Curitiba - Os deputados estaduais do Paraná aprovaram ontem, em primeira votação, a proposta de emenda à constituição (PEC) que reduz o período de recesso parlamentar na Assembléia Legislativa de 90 para 55 dias. No total, 40 dos 41 deputados presentes à sessão votaram a favor da aprovação da medida. O único voto contrário foi do deputado Antonio Anibelli (PMDB), que afirmou não concordar que a última sessão de cada ano seja realizada no dia 22 de dezembro, o que, para ele, prejudica as viagens dos parlamentares para as festas de fim de ano.
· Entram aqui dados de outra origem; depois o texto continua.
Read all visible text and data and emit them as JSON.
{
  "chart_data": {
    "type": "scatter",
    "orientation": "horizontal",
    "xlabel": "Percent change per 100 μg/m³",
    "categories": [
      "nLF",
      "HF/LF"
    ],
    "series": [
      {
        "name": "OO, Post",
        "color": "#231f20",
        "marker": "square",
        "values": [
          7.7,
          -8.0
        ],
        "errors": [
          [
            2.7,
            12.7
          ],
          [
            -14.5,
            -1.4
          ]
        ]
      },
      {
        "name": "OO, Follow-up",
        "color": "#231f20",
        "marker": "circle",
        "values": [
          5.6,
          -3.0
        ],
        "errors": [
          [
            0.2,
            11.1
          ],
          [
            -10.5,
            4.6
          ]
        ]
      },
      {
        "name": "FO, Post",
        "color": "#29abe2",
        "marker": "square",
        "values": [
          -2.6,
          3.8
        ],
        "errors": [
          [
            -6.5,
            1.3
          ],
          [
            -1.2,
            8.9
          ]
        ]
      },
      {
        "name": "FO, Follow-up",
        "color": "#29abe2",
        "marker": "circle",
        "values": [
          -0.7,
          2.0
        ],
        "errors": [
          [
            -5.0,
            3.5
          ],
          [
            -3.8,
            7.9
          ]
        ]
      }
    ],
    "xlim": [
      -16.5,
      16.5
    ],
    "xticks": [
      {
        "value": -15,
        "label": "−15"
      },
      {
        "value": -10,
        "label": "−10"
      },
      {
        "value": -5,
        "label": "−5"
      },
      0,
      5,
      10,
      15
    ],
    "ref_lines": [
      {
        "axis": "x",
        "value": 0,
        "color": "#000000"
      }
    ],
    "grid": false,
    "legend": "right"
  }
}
Dentro de cinco sessões, o projeto deve voltar ao plenário da Casa para que seja aprovado em definitivo. Pela proposta, que se baseia em projeto similar aprovado no Congresso Nacional, as sessões na Assembléia acontecerão entre os dias 2 de fevereiro e 17 de julho, com o primeiro recesso acontecendo entre 18 e 31 de julho. As sessões serão retomadas no dia 1º de agosto, indo até o dia 22 de dezembro. Pelo calendário atual de atividades, as sessões se encerram no dia 15 de dezembro.
Foi justamente a data final para realização de sessões em cada ano que levou o deputado Antonio Anibelli a votar contra o projeto. Segundo o peemedebista, iniciar as férias parlamentares apenas após o dia 22 de dezembro seria ''submeter os deputados'' ao risco de acidentes. ''Nessa época as estradas estão saturadas (por causa do feriado do Natal) e tragédias acontecem. Por que submeter os deputados a isso?'', questionou Anibelli.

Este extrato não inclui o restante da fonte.